From Amazon.com: The world’s most unique guide to alcohol-free drinks. Over 250 pages, featuring nearly 100 delicious, flavorful recipes. Brimming with beautiful, large-format photography and illustrations. Countless insights about beverage design from acclaimed Chef Grant Achatz and his brilliant culinary team. Printed and bound using cutting-edge fine art technologies. Measuring approximately 8½" x 11½" x 1", weighing over 6 lbs. with a tactile hard cover. This culinary approach to beverages will be equally at home in your kitchen, your bar, or on your coffee table. Endlessly engaging, this is not a typical “mocktail” book – it's the definitive word on modern spirit-free drinks.
NOTE: This Reserve Edition contains all of the groundbreaking content of Zero: A New Approach To Non-Alcoholic Drinks and packages it in a one-of-a-kind, custom-designed slipcase that's suitable for display.
Grant Achatz is the multiple award-winning chef and owner of Alinea in Chicago. He has written for Gourmet and The New York Times Diner’s Journal and is a columnist for The Atlantic’s Food Channel. He lives in Chicago with his girlfriend and two sons, Kaden and Keller.

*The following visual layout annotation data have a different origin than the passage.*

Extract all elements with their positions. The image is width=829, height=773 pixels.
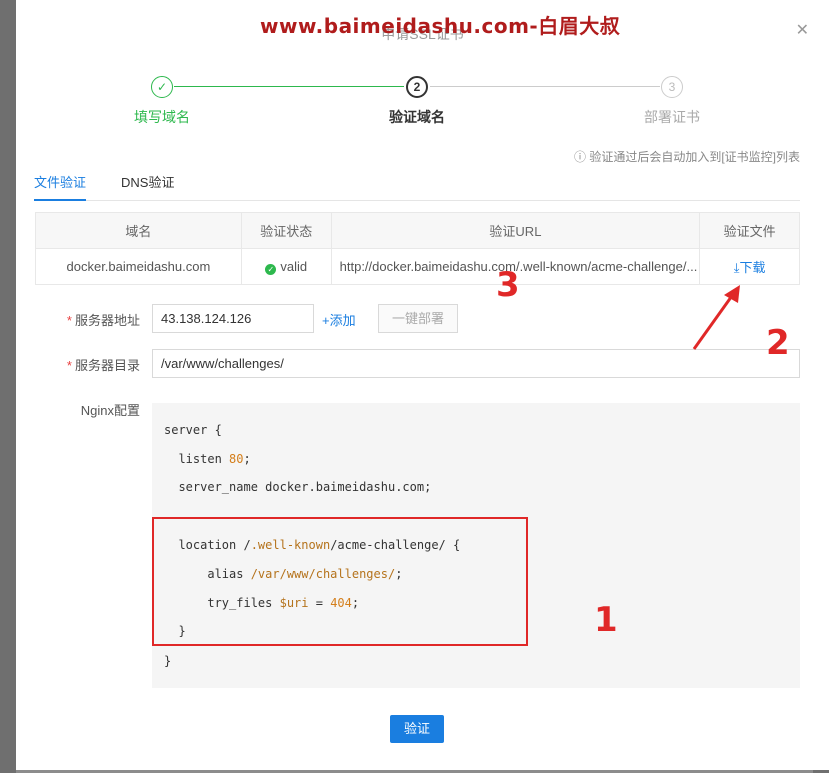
nginx-config-label: Nginx配置 [80, 403, 140, 418]
step-connector [430, 86, 660, 87]
annotation-highlight-box [152, 517, 528, 646]
step-1-label: 填写域名 [134, 109, 190, 125]
tab-dns-verify[interactable]: DNS验证 [121, 172, 174, 199]
code-line: } [164, 654, 172, 668]
check-circle-icon: ✓ [265, 263, 277, 275]
one-click-deploy-button[interactable]: 一键部署 [378, 304, 458, 333]
server-addr-label: * 服务器地址 [66, 313, 140, 328]
annotation-label-1: 1 [594, 600, 618, 640]
backdrop [0, 0, 16, 773]
domain-cell: docker.baimeidashu.com [35, 248, 242, 285]
col-status: 验证状态 [240, 212, 332, 249]
server-addr-input[interactable]: 43.138.124.126 [152, 304, 314, 333]
annotation-arrow-icon [692, 285, 740, 350]
annotation-label-3: 3 [496, 265, 520, 305]
col-domain: 域名 [35, 212, 242, 249]
col-file: 验证文件 [699, 212, 800, 249]
step-connector [174, 86, 404, 87]
annotation-label-2: 2 [766, 323, 790, 363]
table-header-row: 域名 验证状态 验证URL 验证文件 [35, 212, 800, 249]
close-icon[interactable]: ✕ [796, 20, 809, 40]
code-line: listen 80; [164, 452, 251, 466]
ssl-apply-dialog: 申请SSL证书 www.baimeidashu.com-白眉大叔 ✕ ✓ 填写域… [16, 0, 829, 770]
code-line: server { [164, 423, 222, 437]
monitor-tip: ⓘ 验证通过后会自动加入到[证书监控]列表 [573, 150, 800, 164]
step-3-number: 3 [661, 76, 683, 98]
col-url: 验证URL [330, 212, 701, 249]
verify-button[interactable]: 验证 [390, 715, 444, 743]
status-text: valid [280, 258, 308, 274]
step-2-number: 2 [406, 76, 428, 98]
step-3-label: 部署证书 [644, 109, 700, 125]
server-dir-label: * 服务器目录 [66, 358, 140, 373]
step-2-label: 验证域名 [389, 109, 445, 125]
file-cell: ⤓下载 [699, 248, 800, 285]
table-row: docker.baimeidashu.com ✓ valid http://doc… [35, 248, 800, 285]
code-line: server_name docker.baimeidashu.com; [164, 480, 432, 494]
status-cell: ✓ valid [240, 248, 332, 285]
step-1-check-icon: ✓ [151, 76, 173, 98]
add-server-button[interactable]: +添加 [322, 310, 356, 329]
download-link[interactable]: ⤓下载 [734, 260, 766, 275]
verify-tabs: 文件验证 DNS验证 [34, 172, 800, 201]
verify-table: 域名 验证状态 验证URL 验证文件 docker.baimeidashu.co… [35, 212, 800, 285]
watermark: www.baimeidashu.com-白眉大叔 [260, 14, 621, 38]
tab-file-verify[interactable]: 文件验证 [34, 172, 87, 201]
download-label: 下载 [739, 260, 766, 275]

not my usual read, but this is, by far, the best culinary approach to non-alcoholic brewing and beverage creation I've found. Achatz spares no convenience in applying his brilliance into flavor extraction and presentation in recreating classic cocktails, wines, and backbar items. I've made several of these recipes for work and have found it to be very constructive for what's possible in non-alcoholic beverage creation, especially for trying to still get tannic/bitter flavors (from Jicama, in one recipe.) I'm grateful this book exits for people in the beverage world like me who are trying to break ground in making non-alcoholic drinking experiences exciting and even better than the alternative.
This is an amazing book for ambitious cooks who don't drink (or serve someone who isn't drinking alcohol) or want to make drinks as interesting as the food they cook, especially to pair them.

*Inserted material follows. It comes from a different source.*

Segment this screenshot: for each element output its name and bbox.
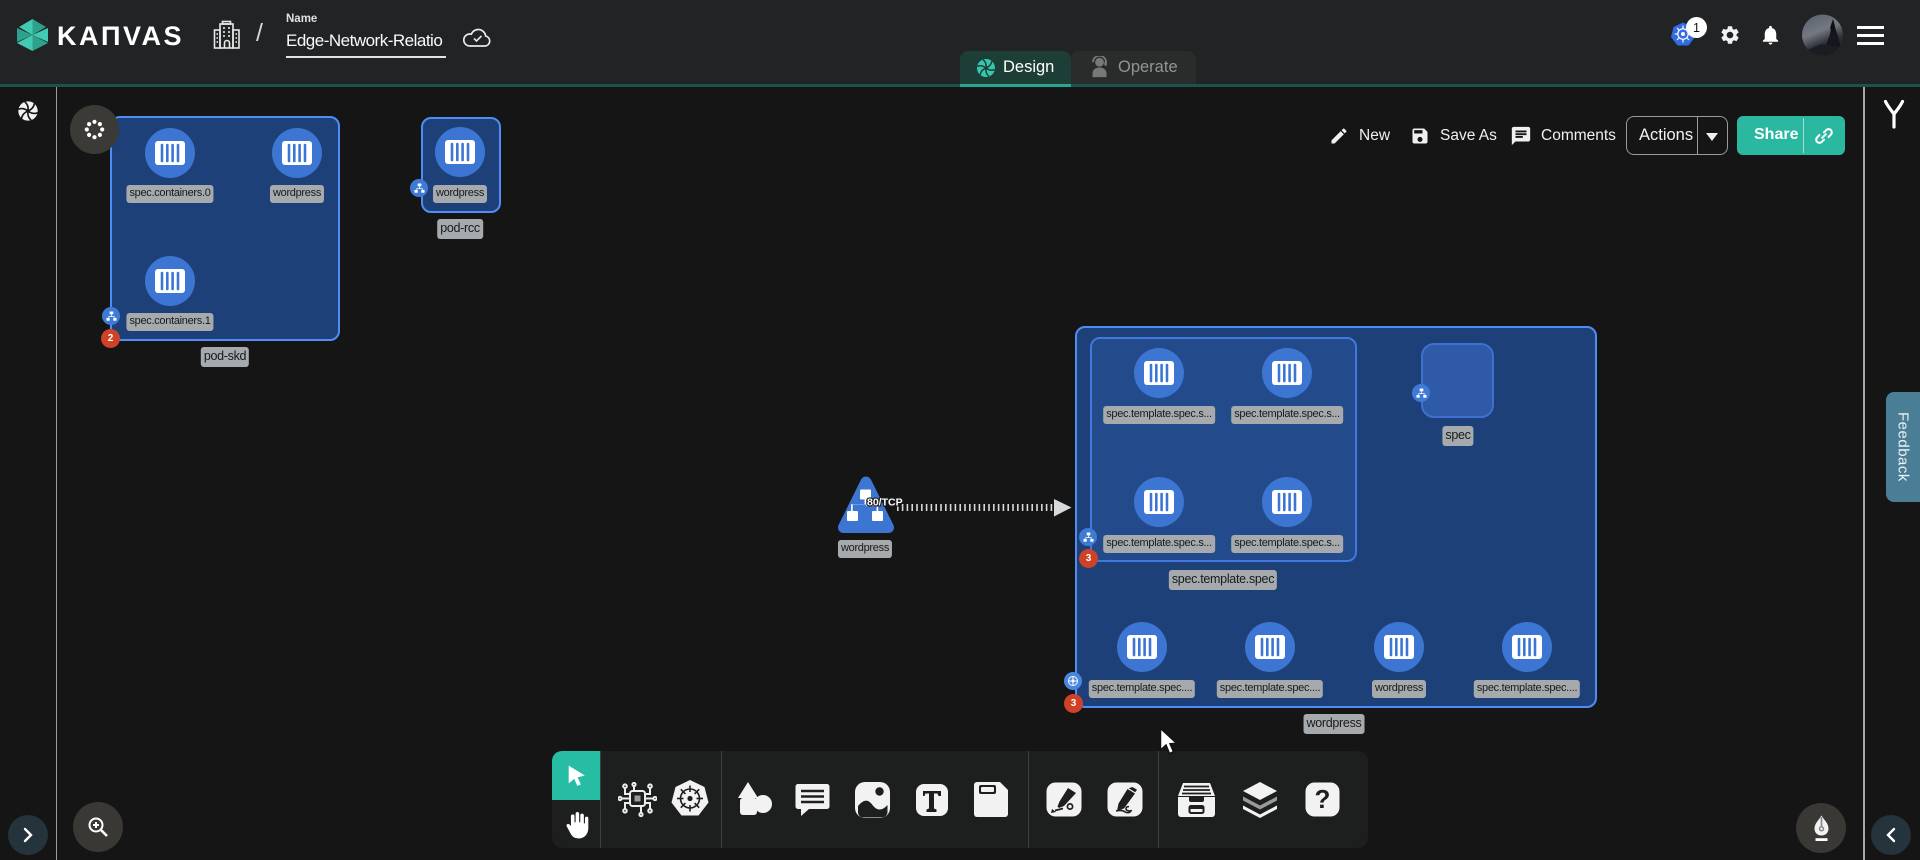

The recipes provided not for making on a lazy weeknight, they're challenging projects in of themselves with multiple parts and sometimes involving juicing, carbonating, freezing, clarifying, garnishes, and sometimes involving some uncommon ingredients like vegetable glycerin, etc, but they're mindblowing, from well thought out nonalcoholic renditions of liquors and cocktails and wines, to more avant garde beverages, often designed to pair with food (and some can be challenging to enjoy without matching food), like drinks that are BBQ inspired with strawberry flavor, a mole-spiced drink, a green tomato infused salad-inspired drink, a mushroom jicama drink, a pretzel-inspired drink, spicy ice, etc. that really opens your eyes to the possibilities as well as a framework to design your own.
I've read a lot of books on nonalcoholic drinks, but the difference between those and this is like the difference between kindergarden and grad school. However, while challenging, these recipes have been adapted to be feasible, albeit challenging, to a home cook. There's no expensive specialty equipment you wouldn't find in a normal foodie's kitchen, and while you may need to go online to buy ingredients like vegetable glycerin(or leave it out), and there's some recipes relying on brand names with proprietary formulas like Seedlip, it doesn't require suppliers who only sell to restaurants, you can mostly find it at a gourmet or specialty food store.
However, while this may be optimal for an obsessive foodie, all this is not to say it's useless to a more casual cook. At the end of the day, it expands the way you look at drinks, and you can take elements from here and there, simplify it by using less from-scratch approaches or more easily acquired ingredients, and just use the overall thinking to broaden your imagination while having a structured approach.
First, the book is beautiful. Great photos. Packed with recipes (all non-alcoholic drinks) the layout is simple, easy to read and geared for the professional and home chef - I was very happy to see “if you don’t have sous vide...”.
Now the fun part - reread and start making the recipes. Most are multi part recipes in that you make bases, syrups, juices, infusions, shrubs and bitters, and then combine them to make the drink. I’m excited to try them all!
A gorgeous, innovative cookbook focused exclusively on non-alcoholic cocktails. It gives a nice mix of trying to reinvent familiar flavors and creating brand new ones. While the ingredients can get very specific, there is plenty of room to work around substitutions or different flavors. It's an ambitious book, both from the authors and for anyone wanting to attempt these recipes, but absolutely worth it if the description alone interests you.